Éléments biographiques

Après avoir reçu une excellente éducation générale (qui comprenait, outre les matières habituelles, le russe, l’allemand, le français, le grec ancien et le latin) et fait un court service militaire dans l’armée polonaise, Alfred Teitelbaum intègre en 1918 l’université de Varsovie récemment ouverte. Converti au catholicisme, il prend le nom de Tarski en 1923, alors qu’il avait déjà publié sous son premier nom. Il soutient, également en 1923, sa thèse de doctorat (sous la direction de Stanislaw Lesniewski), consacrée à la théorie des ensembles. Il publie un texte avec Stefan Banach qui contient ce qu’on a appelé par la suite le paradoxe de Banach-Tarski.

Dans les années 1922-1925, Tarski enseigne à l’Institut pédagogique de Varsovie, puis est ensuite nommé privat docent de mathématiques et de logique à l’Université de Varsovie ; plus tard il devient assistant de Jan Lukasiewicz. N’ayant cependant pas réussi à obtenir un poste à plein temps à cette même université, il enseigne parallèlement les mathématiques dans un des lycées de Varsovie. Il épouse Maria Witkowska en juin 1929. Il séjourne ensuite à Vienne en 1930 et, pour quelques mois encore, en 1935. Pendant cette période, il publie (en 1933) son article probablement le plus important, Pojęcie prawdy w językach nauk dedukcyjnych (Le concept de vérité dans les langues des sciences déductives, Prace Towarzystwa Naukowego Warszawskiego, Wydzial III Nauk Matematyczno-Fizycznych 34, Varsovie).

Proche du Cercle de Vienne, il fait partie de École de Lvov-Varsovie, comme beaucoup de ses professeurs de l’Université de Varsovie. Il tente sans succès d’obtenir le poste de professeur à l’Université de Lvov. Tarski, qui séjourne aux États-Unis depuis août 1939, est surpris par la déclaration de guerre, et décide d’y rester. Sa femme et ses enfants l’y rejoignent, grâce à l’aide d’amis européens. Le reste de sa parentèle meurt dans les camps nazis.

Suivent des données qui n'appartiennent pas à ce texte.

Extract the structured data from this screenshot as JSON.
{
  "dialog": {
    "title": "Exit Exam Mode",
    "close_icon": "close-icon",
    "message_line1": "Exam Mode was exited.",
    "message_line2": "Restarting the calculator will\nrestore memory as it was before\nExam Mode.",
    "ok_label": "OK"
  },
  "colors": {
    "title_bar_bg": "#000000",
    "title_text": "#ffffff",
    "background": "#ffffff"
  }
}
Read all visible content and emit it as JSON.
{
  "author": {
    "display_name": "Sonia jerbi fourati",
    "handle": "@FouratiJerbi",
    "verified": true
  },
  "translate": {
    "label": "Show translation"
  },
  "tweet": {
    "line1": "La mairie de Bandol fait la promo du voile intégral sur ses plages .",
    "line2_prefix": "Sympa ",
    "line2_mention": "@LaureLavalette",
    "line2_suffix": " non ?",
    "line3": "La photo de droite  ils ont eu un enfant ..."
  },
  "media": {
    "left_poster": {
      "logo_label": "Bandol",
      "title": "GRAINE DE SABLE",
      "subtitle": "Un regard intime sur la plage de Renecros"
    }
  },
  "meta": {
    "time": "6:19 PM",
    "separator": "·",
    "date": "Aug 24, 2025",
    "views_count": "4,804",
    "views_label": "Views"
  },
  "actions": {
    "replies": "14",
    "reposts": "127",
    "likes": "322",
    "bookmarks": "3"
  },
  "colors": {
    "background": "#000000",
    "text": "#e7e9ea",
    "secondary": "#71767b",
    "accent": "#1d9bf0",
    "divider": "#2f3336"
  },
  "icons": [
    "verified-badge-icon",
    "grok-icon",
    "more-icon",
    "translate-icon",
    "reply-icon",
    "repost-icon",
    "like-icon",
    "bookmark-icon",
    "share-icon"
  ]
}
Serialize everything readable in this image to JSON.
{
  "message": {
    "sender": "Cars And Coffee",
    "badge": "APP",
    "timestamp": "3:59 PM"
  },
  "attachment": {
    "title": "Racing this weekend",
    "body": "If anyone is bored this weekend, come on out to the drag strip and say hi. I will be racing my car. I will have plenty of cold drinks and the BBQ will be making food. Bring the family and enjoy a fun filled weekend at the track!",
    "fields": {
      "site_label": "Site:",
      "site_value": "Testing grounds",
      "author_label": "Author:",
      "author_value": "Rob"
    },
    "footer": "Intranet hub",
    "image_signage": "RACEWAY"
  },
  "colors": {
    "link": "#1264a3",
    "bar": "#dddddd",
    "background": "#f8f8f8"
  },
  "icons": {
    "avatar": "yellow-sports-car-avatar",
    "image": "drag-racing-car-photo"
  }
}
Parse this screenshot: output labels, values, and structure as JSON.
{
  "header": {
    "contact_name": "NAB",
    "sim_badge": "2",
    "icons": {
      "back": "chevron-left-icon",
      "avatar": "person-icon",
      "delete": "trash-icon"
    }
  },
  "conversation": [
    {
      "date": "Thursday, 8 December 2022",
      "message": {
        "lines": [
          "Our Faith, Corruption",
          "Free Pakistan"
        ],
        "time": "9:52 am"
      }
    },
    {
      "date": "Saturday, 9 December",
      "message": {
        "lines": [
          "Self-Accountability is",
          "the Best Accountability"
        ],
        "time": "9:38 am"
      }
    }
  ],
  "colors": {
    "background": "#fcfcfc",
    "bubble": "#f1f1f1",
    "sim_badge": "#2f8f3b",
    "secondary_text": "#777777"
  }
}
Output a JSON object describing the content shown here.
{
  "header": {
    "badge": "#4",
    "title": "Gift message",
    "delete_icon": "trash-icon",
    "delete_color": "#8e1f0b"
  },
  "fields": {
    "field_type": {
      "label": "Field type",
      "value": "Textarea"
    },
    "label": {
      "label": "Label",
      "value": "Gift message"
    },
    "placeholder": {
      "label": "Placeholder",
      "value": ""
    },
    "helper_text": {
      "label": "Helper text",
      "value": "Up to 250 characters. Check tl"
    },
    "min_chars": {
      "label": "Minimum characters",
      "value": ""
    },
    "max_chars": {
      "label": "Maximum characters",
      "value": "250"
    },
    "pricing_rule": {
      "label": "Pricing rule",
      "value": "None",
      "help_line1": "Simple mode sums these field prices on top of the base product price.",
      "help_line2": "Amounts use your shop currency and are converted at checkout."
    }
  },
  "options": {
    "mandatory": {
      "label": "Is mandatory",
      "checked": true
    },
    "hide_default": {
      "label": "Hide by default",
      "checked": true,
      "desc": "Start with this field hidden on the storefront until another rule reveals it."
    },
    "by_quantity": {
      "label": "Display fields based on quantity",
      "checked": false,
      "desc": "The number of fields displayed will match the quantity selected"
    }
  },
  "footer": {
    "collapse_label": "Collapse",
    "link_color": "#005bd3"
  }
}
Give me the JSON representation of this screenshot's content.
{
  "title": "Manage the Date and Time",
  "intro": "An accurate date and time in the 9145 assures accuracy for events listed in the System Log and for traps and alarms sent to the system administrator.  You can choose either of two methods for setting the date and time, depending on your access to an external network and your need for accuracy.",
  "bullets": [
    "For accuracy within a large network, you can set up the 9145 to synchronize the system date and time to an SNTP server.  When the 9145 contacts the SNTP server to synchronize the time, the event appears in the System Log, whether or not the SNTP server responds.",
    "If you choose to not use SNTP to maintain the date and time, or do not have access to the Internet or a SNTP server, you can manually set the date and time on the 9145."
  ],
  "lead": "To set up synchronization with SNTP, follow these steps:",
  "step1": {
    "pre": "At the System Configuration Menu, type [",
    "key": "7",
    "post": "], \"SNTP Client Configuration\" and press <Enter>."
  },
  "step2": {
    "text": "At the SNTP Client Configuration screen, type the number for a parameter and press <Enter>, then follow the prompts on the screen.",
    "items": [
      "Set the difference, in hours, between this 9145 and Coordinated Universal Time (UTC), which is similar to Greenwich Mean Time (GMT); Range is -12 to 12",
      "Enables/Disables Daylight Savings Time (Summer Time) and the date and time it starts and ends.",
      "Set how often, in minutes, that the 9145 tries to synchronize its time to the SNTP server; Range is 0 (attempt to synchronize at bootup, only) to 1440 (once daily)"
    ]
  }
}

Après avoir enseigné dans plusieurs universités, Tarski obtient un poste permanent à l’université de Berkeley en Californie en 1942. Il voyage beaucoup : en 1950 – il donne des cours à l’University College de Londres et en 1955 à l’Institut Henri-Poincaré de Paris.

Alfred Tarski a été fait docteur honoris causa des universités de Calgary, Santiago du Chili et Aix-Marseille.

Travail philosophique

Tarski est notamment connu pour sa théorie de la vérité qui jeta les bases de la sémantique et de la théorie des modèles. Il eut, par ailleurs, une influence déterminante sur l’épistémologie de Karl Popper, (de l’aveu même de ce dernier), laquelle, a une dette considérable à la théorie de la vérité de Tarski comme correspondance avec les faits. (Voir le livre de Popper intitulé : “Les deux problèmes fondamentaux de la théorie de la connaissance”, édition Hermann, Paris, 1999).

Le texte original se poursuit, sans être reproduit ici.